Cornwall packs in another MSC certificate with sustainable sardines
Cornwall's iconic sardine fishery has passed its Marine Stewardship Council assessment and been certified as a sustainable and well-managed fishery. The fishery - which recently gained European geographic designation as ‘Cornish Sardines' can now add the MSC ecolabel to its products, reports www.megafishnet.com with reference to MSC.
The Cornish sardine fishery first started a trial MSC assessment in 2008, in a pilot programme to develop a way for data deficient fisheries - often found in the developing world - to be able to achieve MSC certification. After performing well in the Risk-Based framework assessment, Cornish sardines went on to pass the regular MSC assessment.
A traditional Cornish fishery
The Cornish sardine fleet currently consists of 6 vessels using ring nets and a further 10 vessels catching sardines with drift nets. Boats sail mainly from Newlyn and Mevagissey and stay in inshore waters - within six miles of land. The sardines they catch are significantly larger than the minimum size allowed and are proving popular with restaurants and retailers.
Nick Howell, Chairman of the Cornish Sardine Management Association says: "We are delighted that this traditional Cornish fishery has been certified by the MSC and of course that would not have been possible without the support of Marks & Spencer and Seafish who have both helped us with funding. "
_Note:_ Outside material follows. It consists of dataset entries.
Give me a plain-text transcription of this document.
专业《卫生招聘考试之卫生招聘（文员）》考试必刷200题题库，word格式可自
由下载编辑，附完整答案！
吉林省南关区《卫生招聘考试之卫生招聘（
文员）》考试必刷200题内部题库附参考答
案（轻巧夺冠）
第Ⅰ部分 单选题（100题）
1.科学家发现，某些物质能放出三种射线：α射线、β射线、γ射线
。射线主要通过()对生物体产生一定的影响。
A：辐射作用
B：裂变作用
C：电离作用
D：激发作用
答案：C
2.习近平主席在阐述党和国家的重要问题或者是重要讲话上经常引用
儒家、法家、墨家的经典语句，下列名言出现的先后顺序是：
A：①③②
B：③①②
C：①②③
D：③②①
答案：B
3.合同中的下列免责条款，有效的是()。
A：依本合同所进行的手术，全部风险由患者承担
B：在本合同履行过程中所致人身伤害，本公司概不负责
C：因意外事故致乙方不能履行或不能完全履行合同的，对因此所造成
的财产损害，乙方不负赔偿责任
Praise and thanks from MSC
Toby Middleton, UK Country Manager for the MSC says: "Cornish sardine is an iconic fishery and this certification represents a great deal of hard work and solid management by the Cornish Sardine Management Association. In the process of getting certified, the CSMA fishermen have also helped to pilot a process that will help fellow fishermen and women in the developing world to start to get their fisheries certified bringing management and economic benefits that would, previously, have been unavailable to them.
CSMA members can feel justifiably proud of this certification and the work they have done to achieve it. I am confident that they will soon start to reap their rewards with interest in the fishery growing in national and international quarters."
Jon Harman, Development Director for Seafish says: "Seafish helped fund the development of a tool to help assess the stock status of the data-deficient Cornish sardine fishery. We recognised the need to trial a tool, to an international standard, for fisheries facing challenges in the amount of data available. This was an important stepping stone to MSC certification and we are pleased that Cornish sardines have now been approved to MSC standard after being reviewed by this new process."
About the Cornish Sardine Management Association
The Cornish Sardine Management Association is a group of Cornish fishermen and processors who came together in 2004 to agree common standards between themselves for catching, processing and marketing Cornish Sardines.
The aims of the Association are:
to maintain the quality of the catch
instill methods to protect the stocks
- manage and record the catches, and,
- to develop the marketing of the product.